Es posible que algo haya tenido que ver aquella primera cocina de su casa de San Martín al fondo, casa de la que nunca se mudó. Tuvo que ver en la manera de saborear lo que no se espera encontrar, en lo que se encuentra en las respuestas después de determinadas preguntas, en los colores y sabores que son otros en otro lugar. La verdad es que aquella cocina de Angélica, que después remodeló, no sin antes trasladar su espíritu al fondo del patio, a su búnker debajo de los árboles con sus libros, su perro y su gato, esperaba tranquila atrapar a todo aquel que se sentara en una de sus sillas.
¿Cómo, todavía de pie? A sentarse, que venía la posición, nunca el cuerpo tirado hacia atrás, abandonado, sino sentado al borde de la silla, erguido por la tensión. Las palabras trabadas, la respiración que se aceleraba.
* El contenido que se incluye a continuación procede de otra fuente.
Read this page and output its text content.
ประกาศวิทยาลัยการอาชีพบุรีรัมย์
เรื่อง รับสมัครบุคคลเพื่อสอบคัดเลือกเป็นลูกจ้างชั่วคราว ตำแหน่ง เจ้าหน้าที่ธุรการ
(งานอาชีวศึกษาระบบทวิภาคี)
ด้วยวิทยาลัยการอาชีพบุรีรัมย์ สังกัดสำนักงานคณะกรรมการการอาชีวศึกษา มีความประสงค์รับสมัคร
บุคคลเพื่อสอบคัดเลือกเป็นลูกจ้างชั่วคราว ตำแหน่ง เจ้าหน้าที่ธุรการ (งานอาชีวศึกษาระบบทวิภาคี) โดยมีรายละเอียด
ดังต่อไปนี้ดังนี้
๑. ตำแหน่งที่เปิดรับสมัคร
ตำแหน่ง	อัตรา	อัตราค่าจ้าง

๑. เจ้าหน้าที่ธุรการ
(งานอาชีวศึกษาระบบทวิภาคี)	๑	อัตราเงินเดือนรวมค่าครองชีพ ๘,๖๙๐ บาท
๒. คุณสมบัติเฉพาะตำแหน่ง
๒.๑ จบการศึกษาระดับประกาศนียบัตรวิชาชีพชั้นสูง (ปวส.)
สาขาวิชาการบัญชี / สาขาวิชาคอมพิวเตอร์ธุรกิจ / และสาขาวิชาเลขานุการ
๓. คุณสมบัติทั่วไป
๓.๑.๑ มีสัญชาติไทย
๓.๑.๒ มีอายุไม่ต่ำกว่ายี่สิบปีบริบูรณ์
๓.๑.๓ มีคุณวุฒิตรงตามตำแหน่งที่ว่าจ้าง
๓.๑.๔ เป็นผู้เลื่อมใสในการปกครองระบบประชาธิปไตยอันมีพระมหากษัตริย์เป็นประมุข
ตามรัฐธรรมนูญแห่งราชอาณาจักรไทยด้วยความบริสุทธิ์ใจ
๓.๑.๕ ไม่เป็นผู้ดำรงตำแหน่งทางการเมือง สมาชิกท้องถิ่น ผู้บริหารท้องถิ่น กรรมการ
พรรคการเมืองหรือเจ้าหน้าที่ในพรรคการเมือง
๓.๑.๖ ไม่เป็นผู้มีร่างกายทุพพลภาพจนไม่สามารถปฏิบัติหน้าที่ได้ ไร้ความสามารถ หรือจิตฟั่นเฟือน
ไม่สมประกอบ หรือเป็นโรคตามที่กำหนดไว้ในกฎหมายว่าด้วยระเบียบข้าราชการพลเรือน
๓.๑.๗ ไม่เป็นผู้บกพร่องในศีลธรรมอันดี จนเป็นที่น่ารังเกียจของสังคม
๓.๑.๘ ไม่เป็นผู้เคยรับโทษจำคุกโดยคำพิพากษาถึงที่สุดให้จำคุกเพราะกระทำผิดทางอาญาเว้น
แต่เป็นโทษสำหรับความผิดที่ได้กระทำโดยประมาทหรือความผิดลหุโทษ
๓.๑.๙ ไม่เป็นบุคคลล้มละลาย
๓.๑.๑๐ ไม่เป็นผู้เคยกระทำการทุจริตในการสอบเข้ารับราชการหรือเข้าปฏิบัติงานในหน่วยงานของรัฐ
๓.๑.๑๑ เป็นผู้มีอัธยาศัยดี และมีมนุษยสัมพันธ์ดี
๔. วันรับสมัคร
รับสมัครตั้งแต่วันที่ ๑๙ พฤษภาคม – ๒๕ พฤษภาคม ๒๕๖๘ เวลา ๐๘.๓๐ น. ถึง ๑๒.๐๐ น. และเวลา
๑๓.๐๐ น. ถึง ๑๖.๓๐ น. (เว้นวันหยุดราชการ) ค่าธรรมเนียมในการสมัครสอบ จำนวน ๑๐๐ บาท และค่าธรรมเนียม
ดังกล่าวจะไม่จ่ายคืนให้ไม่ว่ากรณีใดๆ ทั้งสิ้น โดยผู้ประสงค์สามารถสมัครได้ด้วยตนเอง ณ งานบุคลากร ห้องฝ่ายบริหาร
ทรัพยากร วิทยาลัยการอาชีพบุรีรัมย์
Lo primero en esa cocina era la conversación. Primero de todo. Pero cuidado, aquellas palabras de los pensamientos que se iban amontonando sobre la mesa no eran dichas en total intimidad, en un cabeza a cabeza solitario, sino que eran seguidas atenta y rigurosamente por las personas de las fotografía. Y eran un montón, una galería de fotografías, de fotografías de personas delante de las cuales había que conversar. Conversar sin empaque, con naturalidad, como si a las personas de las fotografías se las hubiera conocido de toda la vida. No sé si Angélica las conocía a todas, a algunas, seguro, pero no a todas, eso seguro que no. Pero ella las adoraba y las había colgado en su cocina con unos marcos antiguos realmente espectaculares, solo para tenerlas cerca y relojearlas mientras cocinaba, o tomaba té en tacitas demasiado pequeñas de su colección de jueguitos de té, o leía, o simplemente dejaba pasar los minutos sentada en una silla mirando la pared opuesta a la de las fotografías por aquello que solía repetir sonriendo: “la vida pasa volando pero… ¡los minutos, los minutos!..." En realidad la conversación en su cocina solo volaba para el interlocutor, cada minuto que volaba trataba de hablar de algo sumamente importante.
Ayudándose con las manos, el recién llegadx quería impresionar, hablaba con ademanes, intentaba decir algo rico, denso, que inquiete. Pero era curioso porque la atención de Angélica no estaba ahí, no necesitaba de ademanes para interesarse, los ademanes no le demostraban nada, no le agradaban. No le pasaba lo mismo que al interlocutor, le pasaba lo contrario. Eso ocurría, lo contrario.
El peso del minuto de conversación obligaba a Angélica a no querer sacrificar más tiempo, a desviar los oídos y los ojos a cualquier punto de la cocina: a la araña del rincón, en el techo, la araña que tejía y destejía frente a la mujer acostada que desde su cama miraba prendada su empecinamiento, el hacer y deshacer una y otra vez su tela. O a la escoba detrás de la puerta, la escoba que después de barrer el pasillo que seguía a la cocina y tirar el polvo directamente al río Paraná se apoyaba a la pared para escuchar el oleaje del río que salpicaba su ventana; o a la puerta, la que después de mirarla unos segundos ya no era la puerta sino estantes que se llenaban de libros y el primero que volaba por el aire para llegar antes al estante era el de Las mil y una noches; o a la cámara fotográfica sobre la heladera, puesta ahí por la nueva mujer del fotógrafo de labios pintados después de muchos años, que acababa de abandonar el marido, los hijos, los nietos y una montaña de platos sucios; o al tipo de la fotografía, el primero de la hilera más alta de fotografías que se parecía tanto a Trafalgar, que la hacía tararear bajito la última canción que le había cantado al oído el propio Trafalgar después de su último viaje a las estrellas.
No sé porqué las fotografías cohibían tanto si al final se las miraba francamente, directamente a los ojos, con confianza, buscando connivencia en ese último minuto de conversación para que no fallara, para decir finalmente lo que no se había podido decir hasta el momento, para no dejar nada en el tintero, para que antes de quedar de patitas en la calle iluminara la cocina por unos segundos la chispa de “una flor en llamas”.